Please go and read "In praise of pen and paper" by Rowland Jones.
(Link courtesy of Moleskinerie.) It's wonderful!
I'd never be brave enough to scan or transcribe my paper and ink journals, as he does, and I never would use anything but a pen and ink to write my journal (or letters to my friends).
There's something organic about using a fountain pen, especially - the ink flows silently with your quiet thoughts (or, not-so-quiet thoughts!).
Yes, it's slower to write with a pen, especially when the nib gets cranky - but even when the ink feathers on the page (since, wouldn't you know, most modern paper is inhospitable to Real Ink), it seems right. The thoughts I transcribe are neither as crisp nor recognizable as any computer font. (Trust me on that one.) But those small, irregular characters on the page (sorry, pen friends!) are more representative of this small, irregular person than anything that could come off a keyboard.

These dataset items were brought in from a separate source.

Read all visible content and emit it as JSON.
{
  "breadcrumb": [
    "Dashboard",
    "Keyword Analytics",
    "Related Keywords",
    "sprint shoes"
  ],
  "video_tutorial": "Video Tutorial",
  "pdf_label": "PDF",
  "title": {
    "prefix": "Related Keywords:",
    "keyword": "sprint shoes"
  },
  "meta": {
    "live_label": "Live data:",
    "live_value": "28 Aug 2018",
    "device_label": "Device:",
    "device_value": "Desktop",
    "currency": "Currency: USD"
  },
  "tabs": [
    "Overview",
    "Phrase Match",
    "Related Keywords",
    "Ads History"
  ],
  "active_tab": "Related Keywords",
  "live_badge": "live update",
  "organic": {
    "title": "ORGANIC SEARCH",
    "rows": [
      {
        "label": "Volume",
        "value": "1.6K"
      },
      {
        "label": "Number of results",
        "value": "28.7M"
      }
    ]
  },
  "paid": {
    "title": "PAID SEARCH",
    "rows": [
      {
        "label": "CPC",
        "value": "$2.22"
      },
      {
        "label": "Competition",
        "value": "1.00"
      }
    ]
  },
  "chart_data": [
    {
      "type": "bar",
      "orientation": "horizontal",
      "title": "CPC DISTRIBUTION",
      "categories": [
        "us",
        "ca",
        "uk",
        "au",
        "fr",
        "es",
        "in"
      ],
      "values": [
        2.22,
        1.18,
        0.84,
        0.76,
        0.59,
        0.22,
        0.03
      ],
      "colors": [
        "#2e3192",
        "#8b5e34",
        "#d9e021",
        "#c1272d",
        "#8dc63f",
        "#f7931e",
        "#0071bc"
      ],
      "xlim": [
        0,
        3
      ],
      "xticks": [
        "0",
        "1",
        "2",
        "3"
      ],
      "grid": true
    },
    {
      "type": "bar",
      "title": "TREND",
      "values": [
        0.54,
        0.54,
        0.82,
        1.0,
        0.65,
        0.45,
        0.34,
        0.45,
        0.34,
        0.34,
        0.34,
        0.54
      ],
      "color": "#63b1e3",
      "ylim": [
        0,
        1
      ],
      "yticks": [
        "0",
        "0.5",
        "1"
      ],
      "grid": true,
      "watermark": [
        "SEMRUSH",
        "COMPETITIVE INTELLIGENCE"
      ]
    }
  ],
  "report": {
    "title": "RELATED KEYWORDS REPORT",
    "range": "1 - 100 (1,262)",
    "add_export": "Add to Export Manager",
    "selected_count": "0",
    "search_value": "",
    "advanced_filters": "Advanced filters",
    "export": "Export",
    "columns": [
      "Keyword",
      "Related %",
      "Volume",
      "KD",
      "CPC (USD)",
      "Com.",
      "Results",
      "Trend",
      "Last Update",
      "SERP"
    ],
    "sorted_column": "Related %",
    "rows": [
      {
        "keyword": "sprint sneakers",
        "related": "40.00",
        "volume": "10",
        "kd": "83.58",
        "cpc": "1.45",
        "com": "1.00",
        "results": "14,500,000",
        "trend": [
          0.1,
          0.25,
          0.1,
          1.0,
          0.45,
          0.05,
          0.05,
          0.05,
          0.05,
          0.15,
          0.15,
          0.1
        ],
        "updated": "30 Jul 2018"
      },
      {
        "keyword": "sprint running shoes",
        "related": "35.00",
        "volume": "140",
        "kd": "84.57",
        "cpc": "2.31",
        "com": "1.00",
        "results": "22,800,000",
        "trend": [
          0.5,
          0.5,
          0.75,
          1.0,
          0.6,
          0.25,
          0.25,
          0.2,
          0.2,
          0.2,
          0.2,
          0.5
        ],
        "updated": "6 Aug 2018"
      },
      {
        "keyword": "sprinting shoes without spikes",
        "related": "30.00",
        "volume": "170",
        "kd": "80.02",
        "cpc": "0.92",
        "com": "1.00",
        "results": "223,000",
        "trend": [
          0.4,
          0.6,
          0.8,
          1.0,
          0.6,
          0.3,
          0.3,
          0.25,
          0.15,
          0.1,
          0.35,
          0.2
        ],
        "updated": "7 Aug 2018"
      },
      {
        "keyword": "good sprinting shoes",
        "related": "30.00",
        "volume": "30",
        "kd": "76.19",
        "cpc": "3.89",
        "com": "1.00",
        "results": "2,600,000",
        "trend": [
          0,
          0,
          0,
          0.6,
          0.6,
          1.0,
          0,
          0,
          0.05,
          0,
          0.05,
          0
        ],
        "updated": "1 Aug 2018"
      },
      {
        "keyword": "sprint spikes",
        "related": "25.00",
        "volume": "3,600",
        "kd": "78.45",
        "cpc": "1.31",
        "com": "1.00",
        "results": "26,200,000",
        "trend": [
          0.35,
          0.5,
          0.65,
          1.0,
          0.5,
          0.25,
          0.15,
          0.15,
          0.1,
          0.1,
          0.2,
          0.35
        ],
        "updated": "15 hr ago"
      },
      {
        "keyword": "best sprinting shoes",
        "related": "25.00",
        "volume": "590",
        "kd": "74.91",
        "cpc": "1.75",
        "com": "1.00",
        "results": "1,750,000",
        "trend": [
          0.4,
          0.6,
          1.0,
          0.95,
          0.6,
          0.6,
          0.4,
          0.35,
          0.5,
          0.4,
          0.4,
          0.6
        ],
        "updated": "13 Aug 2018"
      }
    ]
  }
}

Many people think about keeping a diary as a New Year's resolution. I urge you to try it. Use the most prosaic notebook you can find, so you won't be intimidated. Buy or set aside an amiable and responsive pen. Write - anything. A list of daily gratitudes, a few verbs, or beautiful moments you witnessed.
A dear friend has given me a pretty little calendar book. I have decided to take a cue from Laurie Anderson and use it to write one sentence each day (or, possibly, a haiku). It won't take the place of my diary. The sentence may not have anything to do with the day. It may not even parse well. But it will be fun, and it will be a much-needed writing discipline.
My writing resolutions for 2007: work on my novel (which means actually writing, not just researching), finish the essays that I start, write more reviews on Tea Reads, and being a better friend to my pen friends. Now all I have to do is learn to knit with my feet.